People lose earning power after a layoff because they can’t find full-time work, a problem that’s been especially pronounced in this recovery, said Farber, the economist at Princeton.

In every recession since 1980, 12 or 13 percent of people who lost full-time jobs ended up in part-time work. The Great Recession was different, with the share of people ending up in part-time jobs rising to 20 percent.

“The earnings losses are huge, but mostly because the people can’t find full-time work,” Farber said.

Meanwhile, many companies are still cutting wages. During and after recessions, employers try to cut costs without hurting employee morale too much, so they freeze wages, a phenomenon economists at the San Francisco Fed call “pent-up wage cuts.”

“The fraction of individuals receiving no change in their wage has been larger in this recession than in past recessions,” Daly said.

These wage freezes cut into people’s standard of living over time, have been especially severe in this recovery, and have held on longer because inflation is so low, she said.

“Employers traditionally let inflation erode the value of the real wage in downturns, but in a low-inflation environment that’s less possible,” said Mary Daly, an economist at the San Francisco Fed.

A harsh reality

Keith Cushman’s workload had been waning and a manager from Philadelphia was in the office, which he did not take as a good sign. She said hello as she whisked by his cubicle.

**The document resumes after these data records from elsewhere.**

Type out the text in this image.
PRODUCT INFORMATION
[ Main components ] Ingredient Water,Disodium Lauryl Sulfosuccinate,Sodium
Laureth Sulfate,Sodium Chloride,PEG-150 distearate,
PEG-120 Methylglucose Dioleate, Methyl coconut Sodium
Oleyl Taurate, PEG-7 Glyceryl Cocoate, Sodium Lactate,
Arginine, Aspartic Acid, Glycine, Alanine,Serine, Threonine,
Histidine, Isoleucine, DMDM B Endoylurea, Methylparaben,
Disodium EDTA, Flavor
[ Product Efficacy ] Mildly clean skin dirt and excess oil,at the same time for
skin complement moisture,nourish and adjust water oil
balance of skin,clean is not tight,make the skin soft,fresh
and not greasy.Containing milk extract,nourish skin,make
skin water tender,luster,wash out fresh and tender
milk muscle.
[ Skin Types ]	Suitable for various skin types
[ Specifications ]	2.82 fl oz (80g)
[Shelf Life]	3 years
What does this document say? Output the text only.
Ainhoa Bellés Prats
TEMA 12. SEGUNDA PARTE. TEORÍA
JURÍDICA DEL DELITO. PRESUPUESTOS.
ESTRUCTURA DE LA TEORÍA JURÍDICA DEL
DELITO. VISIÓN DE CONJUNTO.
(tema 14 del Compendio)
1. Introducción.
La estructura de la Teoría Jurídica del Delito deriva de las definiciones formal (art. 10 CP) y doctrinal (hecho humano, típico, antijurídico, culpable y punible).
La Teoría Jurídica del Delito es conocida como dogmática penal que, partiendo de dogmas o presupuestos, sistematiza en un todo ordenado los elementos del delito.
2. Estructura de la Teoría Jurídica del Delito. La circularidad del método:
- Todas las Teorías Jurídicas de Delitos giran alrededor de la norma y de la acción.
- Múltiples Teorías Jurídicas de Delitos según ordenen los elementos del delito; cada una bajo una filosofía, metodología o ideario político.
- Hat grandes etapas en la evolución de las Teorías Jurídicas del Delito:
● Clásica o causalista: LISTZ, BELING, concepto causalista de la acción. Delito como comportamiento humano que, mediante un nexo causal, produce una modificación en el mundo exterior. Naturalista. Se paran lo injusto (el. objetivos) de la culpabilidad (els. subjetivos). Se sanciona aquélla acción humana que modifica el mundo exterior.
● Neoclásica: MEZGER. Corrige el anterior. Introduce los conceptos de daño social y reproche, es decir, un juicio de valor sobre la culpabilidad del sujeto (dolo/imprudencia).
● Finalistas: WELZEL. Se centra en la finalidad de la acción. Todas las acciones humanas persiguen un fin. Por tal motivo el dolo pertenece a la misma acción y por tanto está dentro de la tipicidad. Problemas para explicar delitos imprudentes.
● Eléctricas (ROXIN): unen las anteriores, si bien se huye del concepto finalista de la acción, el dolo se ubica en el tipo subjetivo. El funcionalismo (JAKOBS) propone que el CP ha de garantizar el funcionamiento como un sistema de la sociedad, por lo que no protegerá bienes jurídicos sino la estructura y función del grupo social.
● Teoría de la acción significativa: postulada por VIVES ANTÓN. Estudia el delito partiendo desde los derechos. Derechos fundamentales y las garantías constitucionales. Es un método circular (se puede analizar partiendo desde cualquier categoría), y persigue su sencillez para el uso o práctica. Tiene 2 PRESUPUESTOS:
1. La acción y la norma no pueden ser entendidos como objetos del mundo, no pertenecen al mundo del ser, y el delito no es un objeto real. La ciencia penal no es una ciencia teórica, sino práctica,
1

“I knew something was going to happen,” he said. “I was hoping it wasn’t going to be me.”

Fifteen minutes later she called Cushman into a conference room.

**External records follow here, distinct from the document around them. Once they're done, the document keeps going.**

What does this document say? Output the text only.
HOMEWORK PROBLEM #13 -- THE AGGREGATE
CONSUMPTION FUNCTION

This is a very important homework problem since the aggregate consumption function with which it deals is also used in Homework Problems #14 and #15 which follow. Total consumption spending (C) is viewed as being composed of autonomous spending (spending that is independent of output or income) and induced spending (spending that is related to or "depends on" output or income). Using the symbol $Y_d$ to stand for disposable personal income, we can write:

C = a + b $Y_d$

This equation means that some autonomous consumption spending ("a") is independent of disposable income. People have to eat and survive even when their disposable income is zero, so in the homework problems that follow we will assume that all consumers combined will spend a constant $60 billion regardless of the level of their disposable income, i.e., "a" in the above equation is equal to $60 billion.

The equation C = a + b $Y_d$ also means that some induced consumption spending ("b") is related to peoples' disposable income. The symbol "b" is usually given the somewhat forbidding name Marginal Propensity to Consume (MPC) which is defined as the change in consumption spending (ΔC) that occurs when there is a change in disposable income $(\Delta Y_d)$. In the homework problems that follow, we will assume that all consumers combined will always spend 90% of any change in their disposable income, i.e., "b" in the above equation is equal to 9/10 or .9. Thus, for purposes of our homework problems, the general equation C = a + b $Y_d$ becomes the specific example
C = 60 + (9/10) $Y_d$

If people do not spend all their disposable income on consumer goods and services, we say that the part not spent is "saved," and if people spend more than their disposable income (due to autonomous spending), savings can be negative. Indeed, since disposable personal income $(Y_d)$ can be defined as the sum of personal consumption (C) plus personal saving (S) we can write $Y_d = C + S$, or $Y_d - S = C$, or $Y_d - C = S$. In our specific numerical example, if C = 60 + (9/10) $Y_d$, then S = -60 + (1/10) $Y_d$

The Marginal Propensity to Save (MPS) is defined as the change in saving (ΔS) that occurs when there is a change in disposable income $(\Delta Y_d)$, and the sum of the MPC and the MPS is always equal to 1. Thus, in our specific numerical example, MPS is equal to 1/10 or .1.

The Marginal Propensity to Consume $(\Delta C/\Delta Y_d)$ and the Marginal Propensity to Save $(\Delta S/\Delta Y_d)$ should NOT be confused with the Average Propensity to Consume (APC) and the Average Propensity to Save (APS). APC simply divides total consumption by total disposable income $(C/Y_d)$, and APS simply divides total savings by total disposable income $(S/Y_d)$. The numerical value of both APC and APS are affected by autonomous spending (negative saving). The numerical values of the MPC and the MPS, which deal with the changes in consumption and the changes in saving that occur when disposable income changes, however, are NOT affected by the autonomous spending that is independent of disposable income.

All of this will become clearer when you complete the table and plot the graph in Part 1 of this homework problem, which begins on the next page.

It was the end of 2009, and Cushman, then the father of two, had been writing policies and procedures for Wells Fargo Auto Finance. The last time he had been laid off he found a job right away. This time, it took almost two years. He studied accounting, hoping to switch careers, but he needed work badly so he took a temp job processing mortgages for Wells Fargo.

“I was down to my last three weeks of unemployment when I got a job,” he said.

The mortgage market has been slow to recover since the downturn, and he lost the new job in 2013.

Cushman and his wife now have four children, including twin sons born in 2012, and they live in Cologne. His wife used to work, but now she takes care of the little boys. He applies for jobs, helps her make breakfast, tries to connect with people on the phone, attends two networking groups a week, and is hoping to take a CPA exam in the spring.

He feels like the job market is improving — better jobs are available, and job clubs he goes to are shrinking. But everything depends on him finding the right job, one that pays “what he needs to live” and offers good health insurance. So far he hasn’t found it.

“That reality seems to be a little harsher than I thought it was going to be,” Cushman said. “Until I get a job, I won’t know how harsh it is.”